WEF competitiveness report: treat with caution
The WEF competitiveness report is an ambitious project that yields some interesting results — but it shouldn’t be treated as scientific fact
SA clawed its way back to 60th position in the latest World Economic Forum (WEF) competitiveness report after dropping to a decade low of 67th in 2018. The question is, does anybody really care?
The WEF competitiveness report, a remarkably ambitious project, seems to become more ambitious by the year. The 2019 version runs to a scary 666 pages and provides rankings on every imaginable aspect of an economy — an effort resulting, in part, from a survey of thousands of business executives in 141 economies.
In 2019, for example, 91 South Africans, apparently representing small and large companies from different sectors of the economy, responded to the survey. Angola recorded the most respondents (352) — way ahead of China (306) and the US (250).
Essentially, the report taps into the public’s obsession with titillating lists and rankings. But there is a growing danger that the opinions surveyed merely reinforce the perceptions of a cloistered business class and fail to provide useful insights.
What should we make of the report when SA enjoyed a decade-best ranking in 2016 — at a time the country was in the grip of state capture and Markus Jooste’s accounting gymnastics at Steinhoff had reached epic proportions? That same year executives at EOH and Tongaat were busy with value-destroying schemes. Of course, few of us knew this at the time. We took everything at face value; the sort of face value promoted by reports such as the WEF’s.
Inevitably, the fallout from high-profile corporate scandals meant 2018 was a watershed year, particularly for the JSE and SA’s audit and accounting profession.
For years the JSE had bragged, rather shamelessly, about being the best — or one of the best — stock exchange regulators in the world. It was able to do this on the basis of the somewhat whimsical findings of the executive opinion surveys used by the WEF.
In both 2013 and 2014, the 60 or so SA executives who responded to the survey were more enthusiastic about their country’s stock exchange than respondents from the other 139 countries. This meant the JSE won top bragging rights. Securing second and third place in the following few years meant it could continue bragging.
In 2018 the WEF removed "regulation of securities exchange" from the components of its index. The closest replacement is probably "shareholder governance", which measures shareholder rights in corporate governance.
Given that SA executives were filling out their WEF survey responses against the backdrop of dramatic stories about the implosion of Steinhoff, it wasn’t surprising that shareholder governance scored a lowly 56th place in 2018.
Perhaps more surprising was Kazakhstan securing the top slot. And it seems the 2018 achievement was no fluke.

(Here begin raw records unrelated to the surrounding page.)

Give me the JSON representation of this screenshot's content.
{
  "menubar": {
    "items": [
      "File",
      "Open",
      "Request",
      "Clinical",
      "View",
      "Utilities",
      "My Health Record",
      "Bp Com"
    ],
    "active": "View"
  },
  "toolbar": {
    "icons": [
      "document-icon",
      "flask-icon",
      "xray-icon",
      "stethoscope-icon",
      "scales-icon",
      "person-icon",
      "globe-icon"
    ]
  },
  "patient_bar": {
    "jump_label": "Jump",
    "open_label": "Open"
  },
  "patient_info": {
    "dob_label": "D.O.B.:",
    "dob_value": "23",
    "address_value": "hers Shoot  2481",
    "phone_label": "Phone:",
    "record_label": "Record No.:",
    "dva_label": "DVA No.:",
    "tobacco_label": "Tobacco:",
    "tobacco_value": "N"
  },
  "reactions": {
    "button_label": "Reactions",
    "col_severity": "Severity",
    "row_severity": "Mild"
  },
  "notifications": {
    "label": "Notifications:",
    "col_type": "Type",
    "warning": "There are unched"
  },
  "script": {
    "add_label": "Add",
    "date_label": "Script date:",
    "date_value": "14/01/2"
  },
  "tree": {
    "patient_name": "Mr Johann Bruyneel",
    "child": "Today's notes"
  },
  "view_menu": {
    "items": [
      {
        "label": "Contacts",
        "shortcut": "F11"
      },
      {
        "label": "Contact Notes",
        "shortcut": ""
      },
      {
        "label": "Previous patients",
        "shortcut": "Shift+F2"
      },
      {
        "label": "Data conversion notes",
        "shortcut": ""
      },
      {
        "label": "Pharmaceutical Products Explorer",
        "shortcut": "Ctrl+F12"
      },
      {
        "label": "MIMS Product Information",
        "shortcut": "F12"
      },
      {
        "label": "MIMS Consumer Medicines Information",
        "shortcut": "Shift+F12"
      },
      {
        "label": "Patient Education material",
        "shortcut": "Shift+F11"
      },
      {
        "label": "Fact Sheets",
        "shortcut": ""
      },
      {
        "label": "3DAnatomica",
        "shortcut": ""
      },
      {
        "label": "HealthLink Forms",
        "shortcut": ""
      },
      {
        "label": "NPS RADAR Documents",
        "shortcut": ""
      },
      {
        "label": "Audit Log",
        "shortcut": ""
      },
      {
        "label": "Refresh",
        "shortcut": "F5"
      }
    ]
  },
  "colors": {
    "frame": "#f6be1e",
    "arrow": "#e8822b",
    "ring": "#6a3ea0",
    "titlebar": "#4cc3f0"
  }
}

The Central Asian country held onto the position in 2019.
It might be some consolation that SA clawed its way up to 39th place for shareholder governance in the 2019 survey. However, given the unrelentingly grim news on this front, it’s difficult to see how any improvement was justified.
Also deprived of its bragging rights was the SA audit and accounting profession. In early 2017 industry members attempted to persuade a parliamentary committee there was no need for mandatory audit firm rotation. They had been ranked No 1 — for strength of auditing and accounting standards — by the WEF for a number of years. Surely parliament could see this meant, even after 100 years (in the case of Naspers), SA’s audit firms were strong enough to be independent?
Of course, in early 2017 few were aware of the tsunami of bad news building around the profession. Within 12 months KPMG had been tagged to the Gupta family and Deloitte embroiled in Jooste’s accounting chicanery at Steinhoff.
It was hardly surprising, then, that in 2018 SA’s auditors and accountants plunged to 55th place. In 2019 they edged up to 49th slot. Finland held onto the No 1 position for the second year in a row.
SA enjoyed a decade-best ranking in 2016 — when the country was in the grip of state capture and Markus Jooste's accounting gymnastics at Steinhoff had reached epic proportions
Bernard Agulhas, CEO of the Independent Regulatory Board for Auditors, says the profession suffered significant reputational damage in 2017 but is slowly starting to change.
"It is clear that there is now a recognition that all stakeholders must work together to restore the auditing and accounting profession to its former stature," he says.
It might be an inevitable consequence of the historic nature of the WEF’s report, which is based on a mix of opinion and facts, that it is more likely to confirm established perceptions than provide useful insight.
In 2019 New Zealand scored top position for being terrorism-free; presumably the research was finalised before the Christchurch shootings in March.
While most of the report confirms tired old perceptions, there are a few surprises. After all, who’d have thought Kazakhstan would be No 1 protector of shareholder rights? And then there’s Albania. It topped the rankings for "ease of hiring foreign labour" (SA came in at 123). Perhaps given that it has one of the world’s highest emigration rates, Albania needs to be as accommodating as possible to anyone wanting to hire foreign labour.
In a world increasingly cynical about business "elites", the WEF might have to consider adapting its survey if it is to remain relevant.
Political analyst Steven Friedman says he can see the rationale for surveying only businesspeople, but urges the WEF not to present the results as a statement of scientific fact — or, rather, not to enable business communities to interpret them as such.